I can’t get a job because I have too much experience
You just can’t win, can you! You either have too little experience or not enough. Ok, all you folks with ‘too much experience’ – what are you going to do about it? Here are some things to think about. What message are you conveying during an interview? Are you coming across as the person ‘who already knows it all’? Do you display an aura of ‘I can do this blindfolded’? There’s a big difference between having tons of experience and having tons of ego. Is yours in check? What are you going to say when the interviewer mentions that you seem to be overqualified? Let’s just say that you aren’t an ‘ego-kind-of-person’. Then let the interviewer know that 1) you have done a lot of research on this company and it’s where you want to make your contributions and 2) you are excited about being able to share your expertise and experience in this job and help make a difference quickly and 3) while you have a certain depth of experience and expertise, there is always an opportunity to learn and contribute and that excites you, especially since you have identified this company as a great place to work.
I can’t get a job because of where I went to school
Wow.

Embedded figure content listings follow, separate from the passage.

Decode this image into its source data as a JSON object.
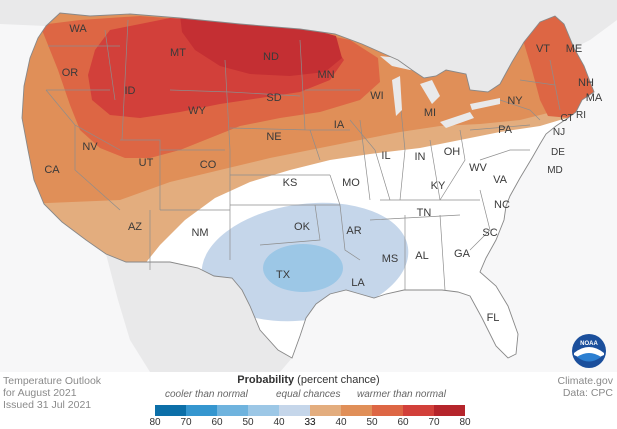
{
  "title_line1": "Temperature Outlook",
  "title_line2": "for August 2021",
  "issued": "Issued 31 Jul 2021",
  "credit_site": "Climate.gov",
  "credit_data": "Data: CPC",
  "logo_text": "NOAA",
  "legend": {
    "title_bold": "Probability",
    "title_rest": "(percent chance)",
    "cooler_label": "cooler than normal",
    "equal_label": "equal chances",
    "warmer_label": "warmer than normal",
    "cool_ticks": [
      "80",
      "70",
      "60",
      "50",
      "40",
      "33"
    ],
    "warm_ticks": [
      "33",
      "40",
      "50",
      "60",
      "70",
      "80"
    ],
    "cool_colors": [
      "#0c6fa8",
      "#3596cf",
      "#6fb3de",
      "#9cc7e6",
      "#c5d6ea"
    ],
    "neutral_color": "#ffffff",
    "warm_colors": [
      "#e3ad7e",
      "#e08f58",
      "#dd6644",
      "#d2403a",
      "#b5252b"
    ]
  },
  "states": [
    {
      "abbr": "WA"
    },
    {
      "abbr": "OR"
    },
    {
      "abbr": "CA"
    },
    {
      "abbr": "NV"
    },
    {
      "abbr": "ID"
    },
    {
      "abbr": "MT"
    },
    {
      "abbr": "WY"
    },
    {
      "abbr": "UT"
    },
    {
      "abbr": "AZ"
    },
    {
      "abbr": "CO"
    },
    {
      "abbr": "NM"
    },
    {
      "abbr": "ND"
    },
    {
      "abbr": "SD"
    },
    {
      "abbr": "NE"
    },
    {
      "abbr": "KS"
    },
    {
      "abbr": "OK"
    },
    {
      "abbr": "TX"
    },
    {
      "abbr": "MN"
    },
    {
      "abbr": "IA"
    },
    {
      "abbr": "MO"
    },
    {
      "abbr": "AR"
    },
    {
      "abbr": "LA"
    },
    {
      "abbr": "WI"
    },
    {
      "abbr": "IL"
    },
    {
      "abbr": "MI"
    },
    {
      "abbr": "IN"
    },
    {
      "abbr": "OH"
    },
    {
      "abbr": "KY"
    },
    {
      "abbr": "TN"
    },
    {
      "abbr": "MS"
    },
    {
      "abbr": "AL"
    },
    {
      "abbr": "GA"
    },
    {
      "abbr": "FL"
    },
    {
      "abbr": "SC"
    },
    {
      "abbr": "NC"
    },
    {
      "abbr": "VA"
    },
    {
      "abbr": "WV"
    },
    {
      "abbr": "PA"
    },
    {
      "abbr": "NY"
    },
    {
      "abbr": "VT"
    },
    {
      "abbr": "ME"
    },
    {
      "abbr": "NH"
    },
    {
      "abbr": "MA"
    },
    {
      "abbr": "CT"
    },
    {
      "abbr": "RI"
    },
    {
      "abbr": "NJ"
    },
    {
      "abbr": "DE"
    },
    {
      "abbr": "MD"
    }
  ]
}
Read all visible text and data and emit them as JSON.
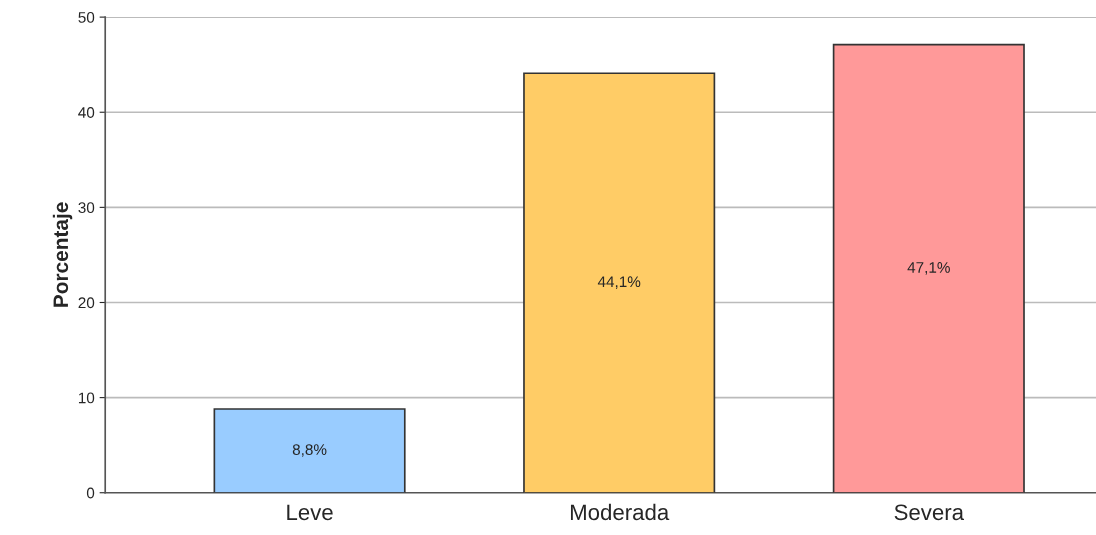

I hear this one a lot. “It’s not my fault I can’t get a job. It’s because I got my degree from X”. Ok, let me ask you again, is this a truth or is this a Blame Game? Plenty of other people graduated from ‘X’ and they are working. Is it really about where you went to school, or is it about something else? Go back to the job descriptions and separate the ‘requirements’ from the ‘wish list’. Do some research on the company to see if they have a penchant for hiring from some specific schools. Check out employees on LinkedIn to see where they attended school. You can even use the Advanced Search to look for employees who graduated from your school to see if any of them work there. And, when it comes to your resume, if you think that your school is influencing employers, then move your education section to the end of your resume. Emphasize your accomplishments (as they relate to each employer) in your job section first.
I can’t get a job because of where I live
Well, in some cases this may be true (if you have some highly technical skills or very specific skills), but don’t get your hopes up – I’m still not saying it’s time to play the Blame Game. In most cases, you need to go back to the drawing board (aka the job posting board) to see what is available in your neck of the woods. Look at the ‘requirements’ and then see how your skills and experience translate into those requirements.
Now it’s your turn
I can’t get a job because … you fill in the blanks. Why do you think you can’t get a job? I’m not saying that Attitude is Everything, but it is a huge piece of the job seeker’s puzzle. Let someone else be the Victim. You are going to own your attitude, your solution AND your success.